Fitch and Moody’s express cautious optimism over ‘fragile’ ceasefire with Hezbollah

Credit rating agencies note that the ceasefire with Hezbollah, if durable, reduces only one source of geopolitical risk while others remain, alongside domestic political concerns

Sharon Wrobel is a tech reporter for The Times of Israel.

This photo shows signage for Fitch Ratings, in New York, October 9, 2011. (Henny Ray Abrams/AP)
This photo shows signage for Fitch Ratings, in New York, October 9, 2011. (Henny Ray Abrams/AP)

Fitch and Moody’s on Thursday expressed some cautious optimism that the ceasefire between Israel and the Lebanese terror group Hezbollah, if durable, would relieve some pressure on the country’s finances. The credit rating agencies, however, cautioned that other geopolitical and domestic risks challenging Israel’s credit standing remain in place.

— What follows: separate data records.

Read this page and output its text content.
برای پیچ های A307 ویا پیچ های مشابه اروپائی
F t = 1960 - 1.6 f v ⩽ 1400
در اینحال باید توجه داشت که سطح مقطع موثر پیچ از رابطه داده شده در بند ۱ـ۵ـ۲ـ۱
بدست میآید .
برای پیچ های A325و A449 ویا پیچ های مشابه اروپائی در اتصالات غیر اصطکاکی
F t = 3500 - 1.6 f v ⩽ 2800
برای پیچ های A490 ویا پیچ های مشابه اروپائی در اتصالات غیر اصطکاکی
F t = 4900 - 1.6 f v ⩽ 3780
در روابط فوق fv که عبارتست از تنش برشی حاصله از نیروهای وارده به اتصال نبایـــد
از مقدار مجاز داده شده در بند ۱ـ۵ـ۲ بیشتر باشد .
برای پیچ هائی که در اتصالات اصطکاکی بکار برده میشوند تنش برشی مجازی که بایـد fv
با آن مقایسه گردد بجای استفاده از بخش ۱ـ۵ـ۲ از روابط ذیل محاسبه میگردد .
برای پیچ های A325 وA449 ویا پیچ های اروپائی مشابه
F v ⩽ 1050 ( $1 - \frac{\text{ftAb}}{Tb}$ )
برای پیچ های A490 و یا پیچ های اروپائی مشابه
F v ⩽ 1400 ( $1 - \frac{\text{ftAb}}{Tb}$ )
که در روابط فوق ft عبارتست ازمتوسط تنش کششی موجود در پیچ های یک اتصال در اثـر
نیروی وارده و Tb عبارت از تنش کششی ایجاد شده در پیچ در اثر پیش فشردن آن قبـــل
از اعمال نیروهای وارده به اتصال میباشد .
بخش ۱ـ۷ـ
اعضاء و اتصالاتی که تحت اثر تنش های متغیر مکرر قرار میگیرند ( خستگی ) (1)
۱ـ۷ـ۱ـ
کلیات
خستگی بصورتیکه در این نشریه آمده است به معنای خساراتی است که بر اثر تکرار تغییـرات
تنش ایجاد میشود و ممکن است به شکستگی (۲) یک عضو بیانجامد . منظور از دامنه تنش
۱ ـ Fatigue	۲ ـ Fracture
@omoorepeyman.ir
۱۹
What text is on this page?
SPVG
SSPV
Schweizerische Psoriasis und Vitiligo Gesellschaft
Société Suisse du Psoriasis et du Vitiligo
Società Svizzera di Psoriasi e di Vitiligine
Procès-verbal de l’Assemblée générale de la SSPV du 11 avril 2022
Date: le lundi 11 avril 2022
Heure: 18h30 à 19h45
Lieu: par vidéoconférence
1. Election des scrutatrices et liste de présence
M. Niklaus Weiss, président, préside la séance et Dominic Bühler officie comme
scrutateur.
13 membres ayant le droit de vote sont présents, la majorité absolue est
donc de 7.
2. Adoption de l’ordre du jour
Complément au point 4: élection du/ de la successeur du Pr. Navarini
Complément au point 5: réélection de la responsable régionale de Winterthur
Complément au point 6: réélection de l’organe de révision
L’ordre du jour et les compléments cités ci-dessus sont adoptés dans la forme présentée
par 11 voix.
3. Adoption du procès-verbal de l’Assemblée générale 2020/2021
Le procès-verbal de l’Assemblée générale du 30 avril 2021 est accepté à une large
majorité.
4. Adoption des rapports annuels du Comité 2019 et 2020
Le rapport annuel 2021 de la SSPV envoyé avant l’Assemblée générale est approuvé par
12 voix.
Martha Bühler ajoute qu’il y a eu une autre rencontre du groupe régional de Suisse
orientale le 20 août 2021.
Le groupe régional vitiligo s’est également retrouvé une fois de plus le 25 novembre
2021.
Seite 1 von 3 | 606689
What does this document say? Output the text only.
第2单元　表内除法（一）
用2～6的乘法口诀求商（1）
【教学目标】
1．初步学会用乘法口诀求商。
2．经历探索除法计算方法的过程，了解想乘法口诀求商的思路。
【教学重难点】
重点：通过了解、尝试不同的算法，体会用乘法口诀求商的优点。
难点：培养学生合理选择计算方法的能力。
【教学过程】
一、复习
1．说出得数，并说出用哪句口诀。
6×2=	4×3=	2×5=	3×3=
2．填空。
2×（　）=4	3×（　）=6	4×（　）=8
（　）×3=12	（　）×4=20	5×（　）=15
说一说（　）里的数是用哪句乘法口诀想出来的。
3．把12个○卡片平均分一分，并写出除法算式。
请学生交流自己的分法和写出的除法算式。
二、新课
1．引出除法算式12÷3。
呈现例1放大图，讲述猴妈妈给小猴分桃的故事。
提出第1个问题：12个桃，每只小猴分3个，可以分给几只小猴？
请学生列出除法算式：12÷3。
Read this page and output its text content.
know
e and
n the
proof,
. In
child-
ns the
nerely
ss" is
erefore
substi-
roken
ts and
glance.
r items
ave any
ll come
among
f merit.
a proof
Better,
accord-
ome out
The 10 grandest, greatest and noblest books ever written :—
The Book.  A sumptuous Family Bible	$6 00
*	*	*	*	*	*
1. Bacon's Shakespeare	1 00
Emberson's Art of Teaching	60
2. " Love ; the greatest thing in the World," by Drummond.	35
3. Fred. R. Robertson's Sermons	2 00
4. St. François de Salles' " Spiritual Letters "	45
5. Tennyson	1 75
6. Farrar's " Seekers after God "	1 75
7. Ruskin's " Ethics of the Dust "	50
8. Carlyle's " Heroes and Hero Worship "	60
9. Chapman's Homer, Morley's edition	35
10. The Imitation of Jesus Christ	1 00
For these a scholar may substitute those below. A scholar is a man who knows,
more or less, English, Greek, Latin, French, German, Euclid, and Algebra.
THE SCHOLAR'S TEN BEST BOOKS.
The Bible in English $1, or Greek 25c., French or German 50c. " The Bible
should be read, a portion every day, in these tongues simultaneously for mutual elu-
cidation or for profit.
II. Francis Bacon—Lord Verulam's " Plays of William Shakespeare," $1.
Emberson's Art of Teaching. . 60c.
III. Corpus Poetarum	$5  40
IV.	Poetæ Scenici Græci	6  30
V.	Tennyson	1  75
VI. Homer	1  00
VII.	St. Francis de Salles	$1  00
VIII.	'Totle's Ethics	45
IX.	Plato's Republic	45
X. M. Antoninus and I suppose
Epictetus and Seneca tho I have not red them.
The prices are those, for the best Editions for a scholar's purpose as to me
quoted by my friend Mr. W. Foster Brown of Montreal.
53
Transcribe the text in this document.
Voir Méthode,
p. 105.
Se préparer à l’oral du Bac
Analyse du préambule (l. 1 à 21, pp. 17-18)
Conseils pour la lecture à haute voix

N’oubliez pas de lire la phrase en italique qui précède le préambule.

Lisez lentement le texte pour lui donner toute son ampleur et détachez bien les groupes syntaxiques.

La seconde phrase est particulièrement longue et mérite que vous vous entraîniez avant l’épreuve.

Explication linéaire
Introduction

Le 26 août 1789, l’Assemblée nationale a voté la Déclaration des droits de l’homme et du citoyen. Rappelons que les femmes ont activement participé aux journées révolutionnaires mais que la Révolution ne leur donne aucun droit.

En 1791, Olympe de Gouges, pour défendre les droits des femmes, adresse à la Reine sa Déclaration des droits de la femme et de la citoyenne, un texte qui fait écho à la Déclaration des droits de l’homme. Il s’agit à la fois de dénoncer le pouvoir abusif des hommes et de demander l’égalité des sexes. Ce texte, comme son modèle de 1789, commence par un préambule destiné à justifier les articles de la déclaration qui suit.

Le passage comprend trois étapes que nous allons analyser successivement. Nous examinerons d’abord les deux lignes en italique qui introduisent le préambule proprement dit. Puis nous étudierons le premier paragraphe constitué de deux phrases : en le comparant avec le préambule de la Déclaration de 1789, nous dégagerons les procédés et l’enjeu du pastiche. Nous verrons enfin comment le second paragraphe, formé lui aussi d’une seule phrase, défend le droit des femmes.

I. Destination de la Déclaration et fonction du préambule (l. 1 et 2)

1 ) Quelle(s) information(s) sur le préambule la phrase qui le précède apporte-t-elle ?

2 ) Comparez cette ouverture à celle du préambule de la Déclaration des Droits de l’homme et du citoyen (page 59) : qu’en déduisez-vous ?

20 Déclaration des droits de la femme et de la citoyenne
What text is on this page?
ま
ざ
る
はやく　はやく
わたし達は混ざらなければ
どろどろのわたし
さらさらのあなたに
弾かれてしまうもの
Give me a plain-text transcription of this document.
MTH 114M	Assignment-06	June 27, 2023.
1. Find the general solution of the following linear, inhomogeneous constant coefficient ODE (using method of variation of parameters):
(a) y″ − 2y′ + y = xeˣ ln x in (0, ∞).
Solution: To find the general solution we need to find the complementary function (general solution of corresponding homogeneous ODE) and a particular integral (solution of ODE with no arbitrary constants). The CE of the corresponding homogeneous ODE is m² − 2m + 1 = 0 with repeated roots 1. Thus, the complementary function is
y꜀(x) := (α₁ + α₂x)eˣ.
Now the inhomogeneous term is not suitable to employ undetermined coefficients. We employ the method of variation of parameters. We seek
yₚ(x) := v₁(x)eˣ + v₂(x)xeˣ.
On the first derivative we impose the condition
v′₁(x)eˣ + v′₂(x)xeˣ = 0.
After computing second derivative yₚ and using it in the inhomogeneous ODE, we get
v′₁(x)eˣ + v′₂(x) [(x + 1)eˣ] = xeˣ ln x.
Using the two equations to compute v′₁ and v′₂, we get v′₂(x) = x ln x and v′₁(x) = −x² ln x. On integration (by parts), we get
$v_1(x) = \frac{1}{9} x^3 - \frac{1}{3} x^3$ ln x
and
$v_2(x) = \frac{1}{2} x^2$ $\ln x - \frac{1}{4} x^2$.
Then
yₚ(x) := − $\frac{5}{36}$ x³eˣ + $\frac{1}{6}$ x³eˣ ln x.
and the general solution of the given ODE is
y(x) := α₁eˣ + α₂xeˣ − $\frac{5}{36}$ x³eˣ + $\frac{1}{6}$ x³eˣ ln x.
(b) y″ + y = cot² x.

“The ceasefire, if sustained, will remove a key potential driver for increased conflict between Israel and Iran, a close ally of Hezbollah,” Fitch said. “A durable de-escalation of armed conflict between Israel and Hezbollah… could help to limit pressure on Israel’s public finance metrics.”

In a separate comment, Moody’s called the truce a “positive development,” but emphasized that it “reduces one key source of geopolitical risk, [while] others remain.”

“We have seen the ongoing conflict with Hamas and the escalating hostilities with Hezbollah as a key risk to Israel’s credit standing,” Moody’s said. “It is too early to conclude that these risks will be significantly and sustainably reduced.”

Similarly, Fitch raised concerns that the “ceasefire is likely to be fragile, and prospects for an imminent ceasefire in Gaza remain poor.”

Both, Fitch and Moody’s, over the past year, lowered Israel’s credit score and maintained a negative outlook warning that the country could be facing further downgrades, citing the risk of a severe escalation of the conflict with Hezbollah further weakening the country’s economic and fiscal strength.

Displaced residents, some carrying a Hezbollah flag, return to Dahiyeh, in Beirut, Lebanon, following a ceasefire between Israel and Hezbollah that went into effect on November 27, 2024. (Bilal Hussein/AP)

A lower credit rating makes it more expensive for the Israeli government to raise debt at a time when it needs billions of shekels to fund the costs of the ongoing war and while investors see more risk to invest in the country.

The ceasefire between Israel and the Iran-backed Hezbollah came into effect early on Wednesday, bringing an end to almost 14 months of Hezbollah-initiated fighting across the northern border, which began the day after the October 7, 2023, Hamas terror onslaught in southern Israel.

Fighting intensified in late September, with Israel killing much of Hezbollah’s leadership and launching a limited ground incursion on October 1.

“The escalation in the conflict with Hezbollah has put pressure on Israel’s fiscal metrics through the cost of reservists mobilized on the northern border, use of military supplies, compensation payments for affected residents, and lower economic activity,” Fitch commented. “The mobilization associated with the push into Lebanon since October 2024 has only reached a fraction of the peak mobilization in Gaza, but an extended war in Lebanon could still hinder Israel’s ability to curb its budget deficit.”

Since Hezbollah began its daily attacks on the north on October 8 last year, an estimated 60,000 residents of northern Israel have been forced to abandon their homes and have been displaced for over a year.

“It remains to be seen whether the ceasefire with Hezbollah will hold and become a permanent agreement that gives Israel’s displaced residents from the north of the country a sufficient sense of security to return home,” said Moody’s. “This will be the ultimate test of the effectiveness of the agreement.”

IDF troops operate in northern Gaza’s Jabalia, in a handout photo published November 23, 2024. (Israel Defense Forces)

Fitch cautioned that while a sustainable ceasefire with Hezbollah would reduce war costs, “developments in Gaza and with Iran will still play an important role in determining Israel’s fiscal and economic trajectory.” Back in August, Fitch downgraded Israel’s credit rating by one notch from A+ to A.

Further commenting on the war in Gaza, the credit ratings agency said that expected the fighting to continue into 2025.

“This implies continued elevated spending on immediate military needs, and disruption to production in the border areas, as well as to tourism and construction,” Fitch said.

In September, Moody’s slashed Israel’s credit rating by two notches from A2 to Baa1, citing concerns over heightened domestic political and geopolitical risks, alongside the lack of an Israeli “exit strategy.”

“The Israeli government has not presented a credible plan for Gaza that would bring durably stronger security for Israel,” Moody’s said in the update. “The risk of an escalation with Iran remains.”

Additionally, Moody’s reiterated concerns that the Israeli government was continuing to pursue policies that add to already high social tensions in the country, such as a “renewed confrontation between the government and the judiciary over the composition of the Supreme Court, and the government’s attempt to permanently exempt the ultra-orthodox from military service, which many Israelis disagree with.”